The FBI’s investigation into Nassar started in July 2015, after USA Gymnastics President and CEO Stephen Penny reported the allegations to the FBI’s Indianapolis field office.
That office, then led by Special Agent in Charge W. Jay Abbott, did not formally open an investigation. The FBI only interviewed one witness months later, in September 2015, and failed to formally document that interview in an official report known as a “302” until February 2017 – well after the FBI had arrested Nassar on charges of possessing sexually explicit images of children in December 2016.
When the interview was finally documented in 2017 by an unnamed supervisory special agent, the report was filled with “materially false information and omitted material information,” Horowitz’s report determined.
The office also failed to share the allegations with state or local law enforcement agencies.
Horowitz also said that Abbott, who retired from the FBI in 2018, also violated the FBI’s conflict of interest policy by discussing a possible job with the U.S. Olympic Committee while he was involved with the Nassar investigation.
Neither Abbott nor the other unnamed supervisory special agent who botched the Nassar probe were prosecuted for their actions.
Olympian Biles blasted USA Gymnastics and the FBI in blunt, tearful testimony on Wednesday for standing by while Nassar abused her and hundreds of other athletes.
“We have been failed and we deserve answers,” Biles told the Senate Judiciary Committee. “It really feels like the FBI turned a blind eye to us,” she said.
Raisman, meanwhile, expressed frustrations that more has not been done to investigate USA Gymnastics or the U.S. Olympic & Paralympic Committee for covering up Nassar’s abuse for years.
“Why did none of these organizations warn anyone? USAG and USOPC have a long history of enabling abuse by turning a blind eye.
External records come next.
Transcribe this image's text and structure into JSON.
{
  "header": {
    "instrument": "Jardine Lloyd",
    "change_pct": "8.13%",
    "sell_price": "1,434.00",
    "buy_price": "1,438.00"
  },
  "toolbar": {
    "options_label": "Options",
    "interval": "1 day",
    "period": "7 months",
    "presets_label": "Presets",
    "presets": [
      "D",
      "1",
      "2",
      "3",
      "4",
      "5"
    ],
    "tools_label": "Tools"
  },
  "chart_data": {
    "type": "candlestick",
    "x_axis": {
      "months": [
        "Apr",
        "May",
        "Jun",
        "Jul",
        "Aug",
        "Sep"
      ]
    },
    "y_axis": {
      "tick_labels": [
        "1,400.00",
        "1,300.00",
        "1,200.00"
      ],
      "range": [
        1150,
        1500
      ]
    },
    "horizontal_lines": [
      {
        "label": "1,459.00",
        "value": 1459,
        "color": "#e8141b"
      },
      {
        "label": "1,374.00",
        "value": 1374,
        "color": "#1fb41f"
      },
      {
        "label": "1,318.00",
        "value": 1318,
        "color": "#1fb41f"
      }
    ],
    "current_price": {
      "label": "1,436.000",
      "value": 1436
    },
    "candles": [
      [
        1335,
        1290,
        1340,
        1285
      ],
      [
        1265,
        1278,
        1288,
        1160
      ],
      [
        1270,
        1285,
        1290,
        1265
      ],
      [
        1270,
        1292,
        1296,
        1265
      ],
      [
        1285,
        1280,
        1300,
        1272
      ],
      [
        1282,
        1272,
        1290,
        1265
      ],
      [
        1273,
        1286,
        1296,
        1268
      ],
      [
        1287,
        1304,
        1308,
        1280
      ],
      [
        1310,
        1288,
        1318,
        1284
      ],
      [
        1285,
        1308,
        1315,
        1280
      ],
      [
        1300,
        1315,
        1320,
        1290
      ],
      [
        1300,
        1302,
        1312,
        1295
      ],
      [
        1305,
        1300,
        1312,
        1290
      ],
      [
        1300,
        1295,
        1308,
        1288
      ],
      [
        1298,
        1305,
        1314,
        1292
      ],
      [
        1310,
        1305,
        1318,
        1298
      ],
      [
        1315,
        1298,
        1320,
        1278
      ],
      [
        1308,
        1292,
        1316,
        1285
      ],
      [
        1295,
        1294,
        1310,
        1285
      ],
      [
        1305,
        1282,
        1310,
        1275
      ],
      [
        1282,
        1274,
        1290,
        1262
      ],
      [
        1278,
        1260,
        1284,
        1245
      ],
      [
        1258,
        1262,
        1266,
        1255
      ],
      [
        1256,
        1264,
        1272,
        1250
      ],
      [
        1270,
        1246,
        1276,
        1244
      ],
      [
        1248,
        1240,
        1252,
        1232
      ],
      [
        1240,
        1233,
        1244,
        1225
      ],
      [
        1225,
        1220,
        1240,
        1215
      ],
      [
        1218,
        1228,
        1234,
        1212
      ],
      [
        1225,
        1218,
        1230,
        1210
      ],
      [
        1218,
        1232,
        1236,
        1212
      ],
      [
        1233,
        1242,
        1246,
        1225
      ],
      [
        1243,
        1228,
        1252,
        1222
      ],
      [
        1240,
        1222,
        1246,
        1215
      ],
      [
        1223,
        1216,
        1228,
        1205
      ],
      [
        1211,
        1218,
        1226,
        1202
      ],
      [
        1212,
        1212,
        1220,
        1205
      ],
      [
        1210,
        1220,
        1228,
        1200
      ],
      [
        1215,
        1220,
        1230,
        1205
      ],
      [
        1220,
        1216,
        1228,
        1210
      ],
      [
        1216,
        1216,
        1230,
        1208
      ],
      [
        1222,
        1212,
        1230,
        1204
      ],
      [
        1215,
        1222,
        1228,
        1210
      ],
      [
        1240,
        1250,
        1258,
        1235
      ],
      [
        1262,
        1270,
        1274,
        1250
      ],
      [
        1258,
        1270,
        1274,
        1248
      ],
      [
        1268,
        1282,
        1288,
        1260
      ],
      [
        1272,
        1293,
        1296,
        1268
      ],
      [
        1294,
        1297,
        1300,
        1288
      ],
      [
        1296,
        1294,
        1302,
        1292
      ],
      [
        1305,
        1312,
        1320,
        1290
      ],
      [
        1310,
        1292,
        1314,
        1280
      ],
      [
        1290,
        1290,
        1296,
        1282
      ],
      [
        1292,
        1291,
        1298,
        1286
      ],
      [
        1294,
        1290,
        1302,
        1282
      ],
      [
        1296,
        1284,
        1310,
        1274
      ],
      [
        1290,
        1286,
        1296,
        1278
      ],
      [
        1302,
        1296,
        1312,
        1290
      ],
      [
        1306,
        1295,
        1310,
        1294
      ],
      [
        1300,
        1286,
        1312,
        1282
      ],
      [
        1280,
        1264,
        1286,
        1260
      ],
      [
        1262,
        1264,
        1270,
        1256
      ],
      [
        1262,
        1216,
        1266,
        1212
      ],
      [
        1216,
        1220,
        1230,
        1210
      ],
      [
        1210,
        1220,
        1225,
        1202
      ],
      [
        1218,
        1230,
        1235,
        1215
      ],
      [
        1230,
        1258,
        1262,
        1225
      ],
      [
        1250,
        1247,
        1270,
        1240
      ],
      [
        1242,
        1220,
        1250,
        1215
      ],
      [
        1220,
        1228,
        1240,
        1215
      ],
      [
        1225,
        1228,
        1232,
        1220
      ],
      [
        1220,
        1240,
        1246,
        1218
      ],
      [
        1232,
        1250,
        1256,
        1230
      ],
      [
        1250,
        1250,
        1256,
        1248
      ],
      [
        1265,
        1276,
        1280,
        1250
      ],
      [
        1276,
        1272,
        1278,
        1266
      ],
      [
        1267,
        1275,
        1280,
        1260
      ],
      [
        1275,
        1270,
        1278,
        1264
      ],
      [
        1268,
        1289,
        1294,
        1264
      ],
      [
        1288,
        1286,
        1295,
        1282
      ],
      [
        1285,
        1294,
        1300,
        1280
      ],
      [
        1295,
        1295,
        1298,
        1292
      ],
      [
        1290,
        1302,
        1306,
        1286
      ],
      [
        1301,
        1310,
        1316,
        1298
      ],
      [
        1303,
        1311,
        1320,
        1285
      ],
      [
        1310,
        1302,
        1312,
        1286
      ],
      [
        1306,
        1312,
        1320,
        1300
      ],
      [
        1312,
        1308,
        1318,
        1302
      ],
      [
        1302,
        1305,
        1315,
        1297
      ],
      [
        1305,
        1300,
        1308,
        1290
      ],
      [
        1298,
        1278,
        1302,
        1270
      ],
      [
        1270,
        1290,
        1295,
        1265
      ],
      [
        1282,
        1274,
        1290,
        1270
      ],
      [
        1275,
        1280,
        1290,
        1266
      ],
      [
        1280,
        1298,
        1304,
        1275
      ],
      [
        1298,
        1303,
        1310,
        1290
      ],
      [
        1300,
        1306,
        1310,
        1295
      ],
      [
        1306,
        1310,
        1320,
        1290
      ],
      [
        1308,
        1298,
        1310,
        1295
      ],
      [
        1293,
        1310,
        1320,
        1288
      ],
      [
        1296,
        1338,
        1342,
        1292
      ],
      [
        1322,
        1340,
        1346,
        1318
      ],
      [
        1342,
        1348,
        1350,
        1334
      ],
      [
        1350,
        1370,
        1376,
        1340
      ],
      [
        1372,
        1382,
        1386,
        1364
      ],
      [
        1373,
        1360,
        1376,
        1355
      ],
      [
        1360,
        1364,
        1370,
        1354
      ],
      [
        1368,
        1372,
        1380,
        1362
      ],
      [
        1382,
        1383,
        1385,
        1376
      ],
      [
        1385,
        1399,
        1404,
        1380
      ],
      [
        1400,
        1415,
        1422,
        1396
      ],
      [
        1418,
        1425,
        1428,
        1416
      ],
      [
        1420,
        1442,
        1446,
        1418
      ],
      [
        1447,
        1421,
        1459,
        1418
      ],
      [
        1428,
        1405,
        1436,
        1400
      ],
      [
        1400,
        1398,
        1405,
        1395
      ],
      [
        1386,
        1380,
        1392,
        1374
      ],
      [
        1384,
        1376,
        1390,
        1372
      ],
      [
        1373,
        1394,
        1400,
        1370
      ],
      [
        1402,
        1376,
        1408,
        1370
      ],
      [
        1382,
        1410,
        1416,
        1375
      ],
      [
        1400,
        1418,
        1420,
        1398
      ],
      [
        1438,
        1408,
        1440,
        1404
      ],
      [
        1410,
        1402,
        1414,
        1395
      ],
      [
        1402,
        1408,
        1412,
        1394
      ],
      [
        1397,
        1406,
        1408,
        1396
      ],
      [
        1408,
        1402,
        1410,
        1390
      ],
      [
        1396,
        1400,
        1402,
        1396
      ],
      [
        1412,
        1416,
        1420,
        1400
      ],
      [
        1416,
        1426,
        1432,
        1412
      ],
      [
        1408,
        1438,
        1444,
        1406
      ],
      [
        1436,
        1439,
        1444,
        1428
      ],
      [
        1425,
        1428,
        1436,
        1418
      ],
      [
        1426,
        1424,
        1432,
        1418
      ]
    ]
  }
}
Both organizations knew of Nassar’s abuse, long before it became public,” she said.
“We have called for a fully independent, factual investigation for years now, because these women who sit before you now know firsthand these organizations and their public statements are not to be trusted.”
Nassar has been found guilty in three separate cases, with one of the prison sentences running up to 175 years. Prosecutors have estimated he sexually assaulted hundreds of women and girls.